I asked Sheldon Freschi if he knew anything about the meetings and his eyes lit up once more and he said “My cousin Armand (Allesandrini), who lived across the street then, said to me... let's go to a meeting...what can they do...kick us out! Armand was like that, very curious, so we went. They let anyone go to the meetings because they wanted your money. The meeting didn’t last long, about an hour and a half, no more then that. They told people what they wanted to hear that their money was going to help the poor German people. When we walked into the big room, Hitler’s picture was hanging on the wall behind where they spoke, with a Nazis flag along side him. It was a big room with folding chairs.”
Sheldon said the meetings continued for awhile after that, but the people would walk by and look at the kids marching. People started to get upset. Finally, Sheldon said the people from all around came and they had the state and local police there.

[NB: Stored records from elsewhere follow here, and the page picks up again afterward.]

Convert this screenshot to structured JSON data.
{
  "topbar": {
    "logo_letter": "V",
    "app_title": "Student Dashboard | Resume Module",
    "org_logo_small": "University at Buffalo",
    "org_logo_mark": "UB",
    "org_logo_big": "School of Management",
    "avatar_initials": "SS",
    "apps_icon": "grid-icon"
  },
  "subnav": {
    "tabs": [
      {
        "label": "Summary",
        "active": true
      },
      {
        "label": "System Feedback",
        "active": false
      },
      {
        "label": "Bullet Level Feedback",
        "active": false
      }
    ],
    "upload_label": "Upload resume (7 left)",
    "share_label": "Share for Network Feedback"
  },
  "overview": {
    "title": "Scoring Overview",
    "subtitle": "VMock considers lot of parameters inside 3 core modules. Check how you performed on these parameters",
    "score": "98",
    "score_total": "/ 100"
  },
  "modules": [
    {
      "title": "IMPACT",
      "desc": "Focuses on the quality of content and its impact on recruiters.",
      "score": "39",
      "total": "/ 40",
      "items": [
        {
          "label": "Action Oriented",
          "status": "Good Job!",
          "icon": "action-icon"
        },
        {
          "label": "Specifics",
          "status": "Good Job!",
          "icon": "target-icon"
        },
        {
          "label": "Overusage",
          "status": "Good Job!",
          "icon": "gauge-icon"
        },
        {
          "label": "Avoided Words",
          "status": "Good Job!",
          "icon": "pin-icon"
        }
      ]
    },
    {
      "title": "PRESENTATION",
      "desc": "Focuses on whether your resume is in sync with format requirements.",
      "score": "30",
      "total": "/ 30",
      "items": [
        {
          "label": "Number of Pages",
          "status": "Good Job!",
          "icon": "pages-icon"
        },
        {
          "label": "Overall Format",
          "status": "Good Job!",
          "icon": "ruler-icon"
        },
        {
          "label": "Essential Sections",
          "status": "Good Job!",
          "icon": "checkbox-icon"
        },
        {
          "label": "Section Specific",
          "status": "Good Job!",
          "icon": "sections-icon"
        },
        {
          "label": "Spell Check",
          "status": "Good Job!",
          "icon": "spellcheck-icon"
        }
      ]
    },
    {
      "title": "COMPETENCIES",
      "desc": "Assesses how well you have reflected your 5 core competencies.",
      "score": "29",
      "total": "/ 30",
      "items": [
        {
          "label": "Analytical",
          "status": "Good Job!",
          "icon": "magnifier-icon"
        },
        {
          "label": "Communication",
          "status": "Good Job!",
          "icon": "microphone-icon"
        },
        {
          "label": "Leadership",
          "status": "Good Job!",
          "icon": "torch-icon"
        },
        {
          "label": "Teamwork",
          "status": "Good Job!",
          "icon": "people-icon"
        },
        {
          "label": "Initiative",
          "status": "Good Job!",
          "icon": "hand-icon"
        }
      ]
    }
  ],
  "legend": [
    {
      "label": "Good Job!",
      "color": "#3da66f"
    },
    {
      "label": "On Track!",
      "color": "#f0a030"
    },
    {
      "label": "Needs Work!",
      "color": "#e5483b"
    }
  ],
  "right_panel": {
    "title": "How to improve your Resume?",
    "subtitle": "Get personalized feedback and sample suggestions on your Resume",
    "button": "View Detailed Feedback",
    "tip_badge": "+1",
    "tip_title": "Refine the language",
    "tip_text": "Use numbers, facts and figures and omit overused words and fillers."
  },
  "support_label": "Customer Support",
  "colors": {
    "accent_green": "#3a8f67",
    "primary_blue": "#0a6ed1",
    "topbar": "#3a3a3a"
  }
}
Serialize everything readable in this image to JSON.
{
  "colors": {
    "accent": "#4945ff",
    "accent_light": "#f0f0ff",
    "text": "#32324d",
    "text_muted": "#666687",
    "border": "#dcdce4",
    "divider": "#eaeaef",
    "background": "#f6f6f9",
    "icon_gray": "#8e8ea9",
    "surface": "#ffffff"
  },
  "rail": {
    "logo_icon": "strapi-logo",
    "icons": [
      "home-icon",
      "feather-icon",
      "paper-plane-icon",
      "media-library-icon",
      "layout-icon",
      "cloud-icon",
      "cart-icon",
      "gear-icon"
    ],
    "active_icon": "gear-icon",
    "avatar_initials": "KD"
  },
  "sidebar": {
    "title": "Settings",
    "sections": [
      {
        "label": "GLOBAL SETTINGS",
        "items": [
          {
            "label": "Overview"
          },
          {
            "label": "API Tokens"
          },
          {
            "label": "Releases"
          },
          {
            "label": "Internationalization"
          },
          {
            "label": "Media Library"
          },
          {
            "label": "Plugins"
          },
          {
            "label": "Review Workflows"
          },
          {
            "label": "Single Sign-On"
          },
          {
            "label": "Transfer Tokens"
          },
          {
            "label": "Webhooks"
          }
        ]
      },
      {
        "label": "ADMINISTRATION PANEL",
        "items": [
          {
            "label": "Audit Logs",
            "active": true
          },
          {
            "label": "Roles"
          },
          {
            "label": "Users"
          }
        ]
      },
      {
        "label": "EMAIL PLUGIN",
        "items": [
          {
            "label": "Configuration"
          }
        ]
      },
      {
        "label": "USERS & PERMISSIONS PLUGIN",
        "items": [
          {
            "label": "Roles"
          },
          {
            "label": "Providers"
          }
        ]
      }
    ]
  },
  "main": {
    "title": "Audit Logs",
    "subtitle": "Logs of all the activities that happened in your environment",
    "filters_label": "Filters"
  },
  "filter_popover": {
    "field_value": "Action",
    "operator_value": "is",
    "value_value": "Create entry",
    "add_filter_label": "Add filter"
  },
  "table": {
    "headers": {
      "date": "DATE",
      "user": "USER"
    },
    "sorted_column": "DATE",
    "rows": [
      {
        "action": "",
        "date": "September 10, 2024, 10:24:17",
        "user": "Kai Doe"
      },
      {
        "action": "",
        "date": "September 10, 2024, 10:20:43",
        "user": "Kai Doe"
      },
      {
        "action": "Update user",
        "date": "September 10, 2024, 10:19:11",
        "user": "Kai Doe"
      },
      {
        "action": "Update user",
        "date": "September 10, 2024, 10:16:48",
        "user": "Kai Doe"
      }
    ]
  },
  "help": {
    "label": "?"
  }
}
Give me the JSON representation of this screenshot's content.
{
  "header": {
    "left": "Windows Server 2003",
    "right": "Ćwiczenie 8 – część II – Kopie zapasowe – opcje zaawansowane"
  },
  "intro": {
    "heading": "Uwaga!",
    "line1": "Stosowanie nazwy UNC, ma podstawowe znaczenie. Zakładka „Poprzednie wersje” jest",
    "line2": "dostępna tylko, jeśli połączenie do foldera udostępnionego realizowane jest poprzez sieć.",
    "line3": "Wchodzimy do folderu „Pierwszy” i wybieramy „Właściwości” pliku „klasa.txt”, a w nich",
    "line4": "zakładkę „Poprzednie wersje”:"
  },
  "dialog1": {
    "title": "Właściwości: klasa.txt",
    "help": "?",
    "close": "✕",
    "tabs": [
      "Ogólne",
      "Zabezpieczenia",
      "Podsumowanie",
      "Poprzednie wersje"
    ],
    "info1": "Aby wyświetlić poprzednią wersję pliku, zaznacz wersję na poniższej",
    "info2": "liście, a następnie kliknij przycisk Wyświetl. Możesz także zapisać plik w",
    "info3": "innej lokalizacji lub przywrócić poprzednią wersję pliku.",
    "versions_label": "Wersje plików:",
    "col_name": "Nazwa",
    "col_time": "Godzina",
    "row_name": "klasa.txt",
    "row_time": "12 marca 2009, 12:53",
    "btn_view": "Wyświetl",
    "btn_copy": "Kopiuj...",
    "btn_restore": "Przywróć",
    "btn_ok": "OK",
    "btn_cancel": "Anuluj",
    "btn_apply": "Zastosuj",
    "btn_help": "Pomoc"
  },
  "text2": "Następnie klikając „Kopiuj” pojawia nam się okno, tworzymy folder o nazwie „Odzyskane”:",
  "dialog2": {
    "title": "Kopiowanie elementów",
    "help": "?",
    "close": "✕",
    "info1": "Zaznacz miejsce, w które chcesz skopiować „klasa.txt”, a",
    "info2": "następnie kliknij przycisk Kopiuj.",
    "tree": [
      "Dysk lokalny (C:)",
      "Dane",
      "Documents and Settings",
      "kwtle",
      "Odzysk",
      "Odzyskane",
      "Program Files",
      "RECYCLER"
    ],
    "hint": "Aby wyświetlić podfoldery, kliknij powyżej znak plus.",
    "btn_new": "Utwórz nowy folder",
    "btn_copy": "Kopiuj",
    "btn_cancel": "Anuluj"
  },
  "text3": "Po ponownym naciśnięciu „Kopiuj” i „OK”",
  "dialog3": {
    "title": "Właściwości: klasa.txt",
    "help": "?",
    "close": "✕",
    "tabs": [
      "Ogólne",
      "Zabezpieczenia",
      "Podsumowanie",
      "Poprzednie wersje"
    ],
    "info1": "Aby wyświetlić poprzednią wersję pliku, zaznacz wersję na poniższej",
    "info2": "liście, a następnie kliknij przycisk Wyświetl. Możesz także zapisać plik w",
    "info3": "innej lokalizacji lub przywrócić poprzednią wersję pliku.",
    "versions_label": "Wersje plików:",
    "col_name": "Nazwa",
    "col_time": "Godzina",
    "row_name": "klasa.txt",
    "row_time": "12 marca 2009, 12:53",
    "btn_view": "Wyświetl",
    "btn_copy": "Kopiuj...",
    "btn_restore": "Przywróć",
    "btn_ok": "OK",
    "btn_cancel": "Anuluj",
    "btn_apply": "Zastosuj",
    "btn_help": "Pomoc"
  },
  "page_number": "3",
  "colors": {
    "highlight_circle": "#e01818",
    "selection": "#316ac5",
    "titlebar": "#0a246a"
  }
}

They knew there was going to be trouble and there was, but it didn’t get out of hand. Sheldon told me that they threw the leader Adam Kunze into Hirschfeld Pond. The June 6, 1994 ‘Record’ newspaper article states that also.
All these years later Sheldon Freschi’s memory was so vivid in recalling those moments in his life where people of his town in New Milford, New Jersey and the surrounding area, took a stand against a belief that sought to conquer the hearts and minds of the people throughout the United States, and they said
“NO NOT HERE”.
Sheldon Freschi’s cousin, Armand Allesandrini, went on to fight an enemy just as fanatical and just as perverse in their belief system as the Nazis in the Pacific Theater, the Japanese. Armand Allesandrini fought through the Marshal Islands, Tinian, and Saipan. He was part of the Fourth Marine Division. He had enough points to come home but he chose not to, Sheldon said. Armand, according to Sheldon, wanted to stay with his fellow Marines in arms. The next stop for the Fourth Marine Division was the wind swept volcanic island of Iwo Jima where on March 8, 1945
Armand Allesandrini was Killed in Action.
Sheldon went on to serve as a Medic in England from 1942 till 1946. Sheldon saw the high price the United States and the Allies paid in fighting the perverse Nazis belief system that he and his cousin Armand encountered literally in their own backyard in 1938, every time the soldiers from the front were dropped off at the 297th General Hospital just outside of Coventry, England.
Let us never forget the Soldiers and Marines sacrifice.